Life

TV review: Thatcher documentary recalls how she won the battle against Marxism

Billy Foley

Billy Foley

Billy has almost 30 years’ experience in journalism after leaving DCU with a BAJ. He has worked at the Irish Independent, Evening Herald and Sunday Independent in Dublin, the Cork-based Evening Echo and the New Zealand Herald. He joined the Irish News in 2000, working as a reporter and then Deputy News Editor. He has been News Editor since 2007

Margaret Thatcher takes applause during the Falklands War, October 1982 (C) BBC
Margaret Thatcher takes applause during the Falklands War, October 1982 (C) BBC Margaret Thatcher takes applause during the Falklands War, October 1982 (C) BBC

Thatcher: A Very British Revolution, BBC 2, Monday at 9pm

Episode Three of the television biography of Margaret Thatcher dealt with the seminal moments of her premiership - the Falklands war and the miners’ strike.

This early 80s period also included the IRA bombing of her hotel in Brighton and while a very significant event it didn’t shape her personally and politically as the other two did.

In 1982 Thatcher, by then the leader of the Conservative party for seven years and prime minister for three, was the most unpopular politician since polling began.

Within months the Argentinians had invaded the British controlled Falkland Islands in the south Atlantic, Thatcher decided to send a fighting force to retake them and the course of her political life changed.

A year later, buoyed by the nationalist fervour of a war victory, Thatcher led the Conservatives to their largest majority since 1924. The first woman prime minister was now in a position to dominate the 1980s and an ideological battle which would reshape modern Britain was upon her.

Within nine months of her monumental election victory, the forces of left and right clashed in the miners' strike, five years before the fall of the Berlin Wall and the end of the dream of international socialism.
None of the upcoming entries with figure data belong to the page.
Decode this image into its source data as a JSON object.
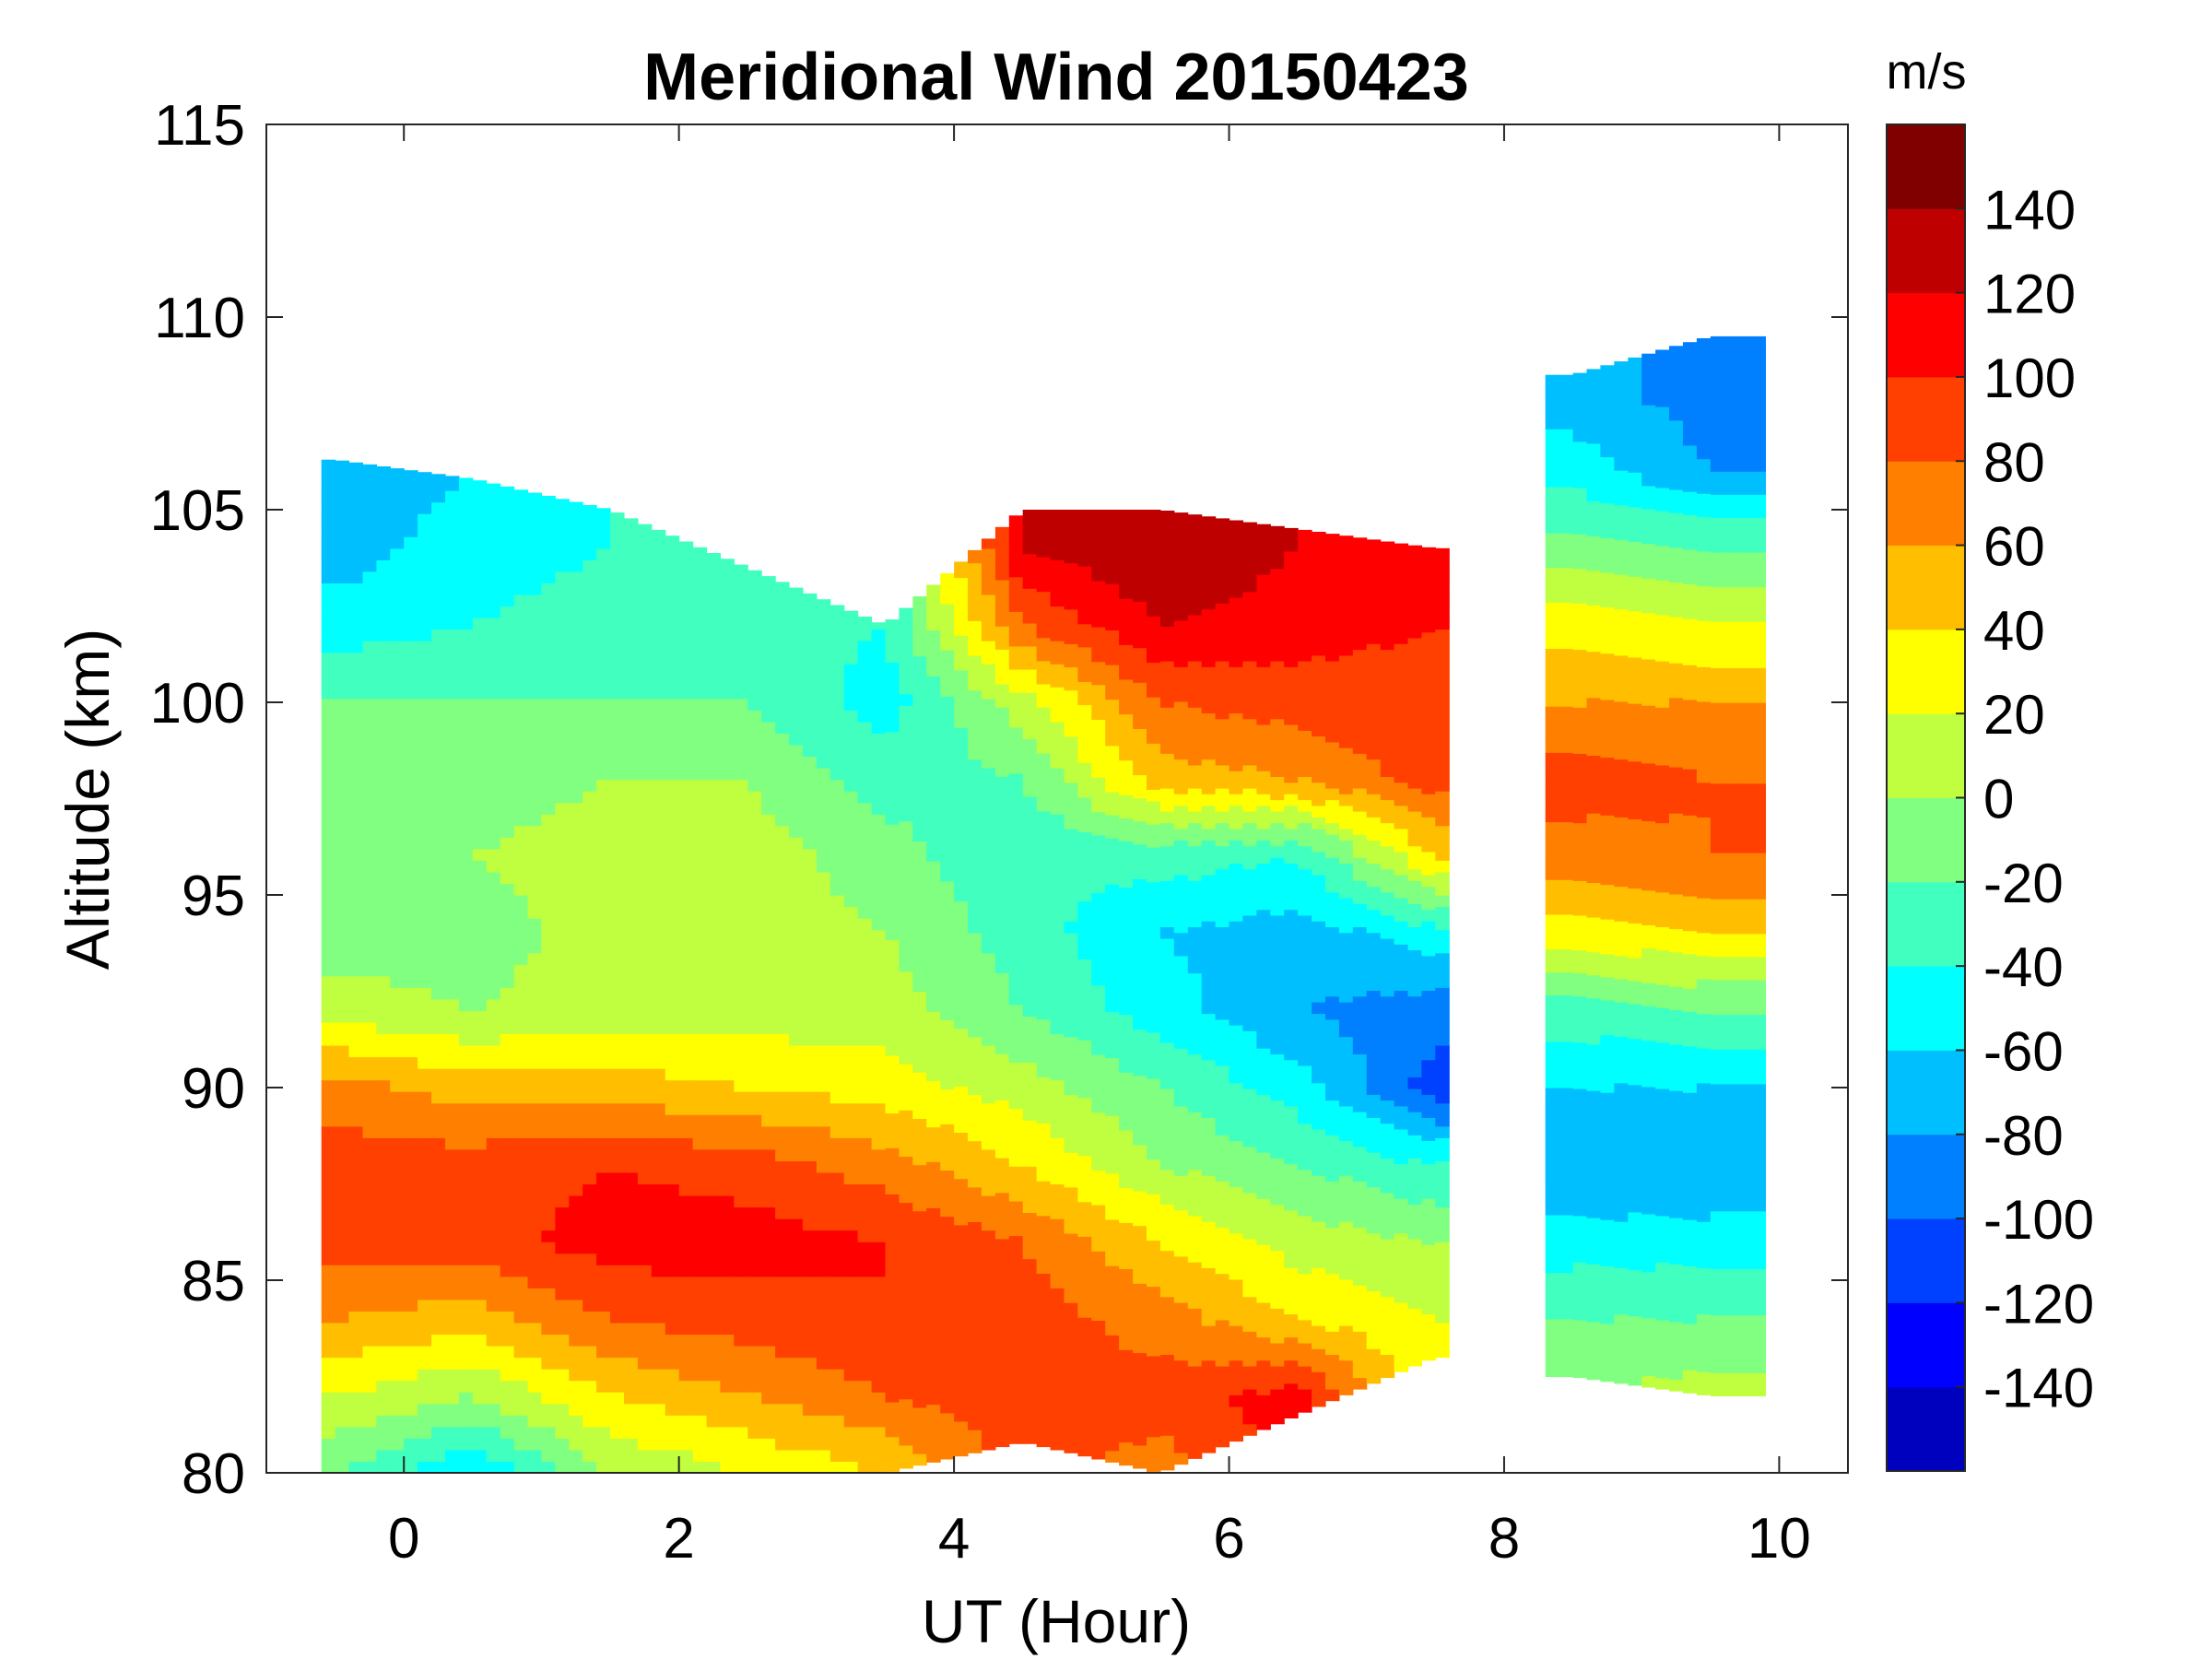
{
  "chart_data": {
    "type": "heatmap",
    "title": "Meridional Wind 20150423",
    "xlabel": "UT (Hour)",
    "ylabel": "Altitude (km)",
    "colorbar_label": "m/s",
    "xlim": [
      -1,
      10.5
    ],
    "ylim": [
      80,
      115
    ],
    "xticks": [
      0,
      2,
      4,
      6,
      8,
      10
    ],
    "yticks": [
      80,
      85,
      90,
      95,
      100,
      105,
      110,
      115
    ],
    "colorbar_range": [
      -160,
      160
    ],
    "colorbar_step": 20,
    "colorbar_ticks": [
      140,
      120,
      100,
      80,
      60,
      40,
      20,
      0,
      -20,
      -40,
      -60,
      -80,
      -100,
      -120,
      -140
    ],
    "colormap": [
      "#0000bf",
      "#0000ff",
      "#0040ff",
      "#0080ff",
      "#00bfff",
      "#00ffff",
      "#40ffbf",
      "#80ff80",
      "#bfff40",
      "#ffff00",
      "#ffbf00",
      "#ff8000",
      "#ff4000",
      "#ff0000",
      "#bf0000",
      "#800000"
    ],
    "data_segments": [
      [
        -0.6,
        7.6
      ],
      [
        8.3,
        9.9
      ]
    ],
    "times": [
      -0.5,
      0.5,
      1.5,
      2.5,
      3.5,
      4.5,
      5.5,
      6.5,
      7.5,
      8.5,
      9.5
    ],
    "altitudes": [
      80,
      82,
      84,
      86,
      88,
      90,
      92,
      94,
      96,
      98,
      100,
      102,
      104,
      106,
      108
    ],
    "valid_altitude_range": [
      [
        80,
        106.3
      ],
      [
        80,
        105.8
      ],
      [
        80,
        105
      ],
      [
        80,
        103.5
      ],
      [
        80,
        102
      ],
      [
        80.8,
        105
      ],
      [
        80,
        105
      ],
      [
        81.5,
        104.5
      ],
      [
        83,
        104
      ],
      [
        82.5,
        108.5
      ],
      [
        82,
        109.5
      ]
    ],
    "wind_ms": [
      [
        -20,
        -60,
        0,
        20,
        40,
        null,
        70,
        null,
        null,
        null,
        null
      ],
      [
        20,
        0,
        40,
        60,
        80,
        90,
        90,
        110,
        null,
        0,
        10
      ],
      [
        60,
        50,
        80,
        90,
        100,
        90,
        70,
        40,
        20,
        -20,
        -20
      ],
      [
        90,
        90,
        110,
        110,
        100,
        80,
        40,
        10,
        0,
        -50,
        -50
      ],
      [
        90,
        90,
        100,
        90,
        70,
        40,
        0,
        -20,
        -40,
        -80,
        -80
      ],
      [
        70,
        50,
        50,
        40,
        30,
        10,
        -20,
        -50,
        -110,
        -60,
        -60
      ],
      [
        10,
        0,
        10,
        10,
        10,
        -20,
        -50,
        -80,
        -90,
        -30,
        -20
      ],
      [
        -10,
        -10,
        10,
        10,
        0,
        -30,
        -60,
        -70,
        -50,
        30,
        40
      ],
      [
        -10,
        0,
        10,
        10,
        -10,
        -40,
        -30,
        -40,
        40,
        70,
        80
      ],
      [
        -10,
        -10,
        0,
        0,
        -30,
        -20,
        50,
        60,
        90,
        90,
        80
      ],
      [
        -20,
        -20,
        -20,
        -20,
        -50,
        10,
        80,
        90,
        90,
        60,
        60
      ],
      [
        -50,
        -40,
        -30,
        -30,
        -40,
        80,
        120,
        110,
        100,
        30,
        20
      ],
      [
        -70,
        -50,
        -40,
        -40,
        null,
        120,
        140,
        120,
        100,
        -10,
        -20
      ],
      [
        -70,
        -60,
        null,
        null,
        null,
        null,
        null,
        null,
        null,
        -50,
        -80
      ],
      [
        null,
        null,
        null,
        null,
        null,
        null,
        null,
        null,
        null,
        -70,
        -90
      ]
    ]
  }
}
It was Arthur Scargill’s Marxism versus Margaret Thatcher's capitalism in a dispute over the closure of unproductive pits.

After a year long violent and bitter clash - Thatcher had described the strikers as an “organised revolutionary minority” - the National Union of Mineworkers was defeated and the Conservative government proceeded with its plans to deregulate and privatise the British economy.
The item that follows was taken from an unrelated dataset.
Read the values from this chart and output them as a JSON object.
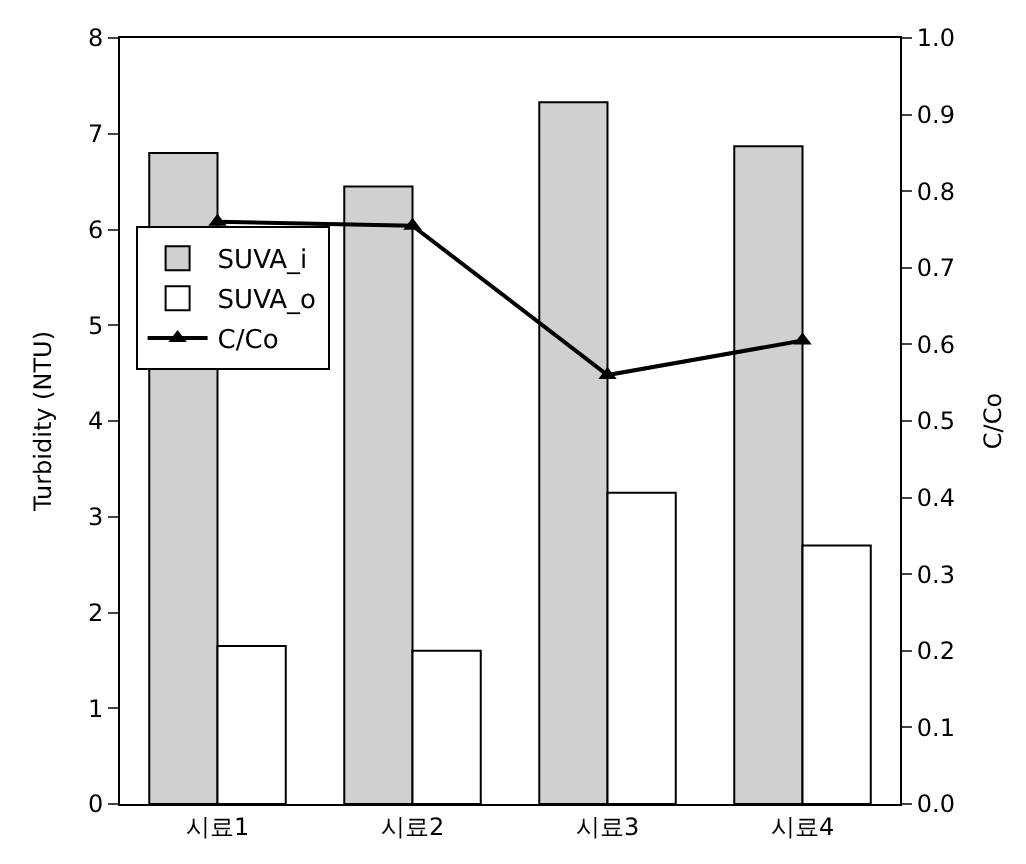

‘A Very British Revolution’ didn’t bring us anything particularly new about this period but the access and insight was first class.

Neil Kinnock, the leader of the Labour Party during the strike, reminded us again why he would likely have made a fine prime minister.

His analysis of Thatcher was the most striking. He observed that a leader who presented themselves as strong and unbending was probably hiding something.

“Nobody who is strong feels obliged to keep on saying it all the time,” Kinnock said and no doubt it had the ring of truth.

He also suggested that Thatcher’s Achilles heel was that she framed her mission in the negative.

“Her weakness was that she defined herself in her enemies,” he said.

It is a harsh call on a politician who won three general elections, was prime minister for more than a decade and had the most impact on her country in the last century, bar Churchill.

But it is true that Thatcher is defined by her opposition to the Argentinians, the miners, the IRA and socialism and although she was positive for market forces, it was her unbending support for the Poll Tax which finished her.

****

Love Island, ITV 2, nightly at 9pm

Despite its mental health issues, Love Island has opened to record audience numbers. The Monday night launch had a peak audience of almost 4 million and an average viewing figure of 3.3 million.

The opening night included a tribute to Mike Thallassitis, a previous contestant on the show, who died by suicide in March.

Despite a promised improved aftercare package from ITV, the format remains stubbornly the same - beautiful young people in as little clothes as possible who spent their time "coupling" and "recoupling."

Remarkably, the millennials who form the bulk of the audience seem content with this despite its highly conservative and traditional ethos and the continued lack of any LGBT participants.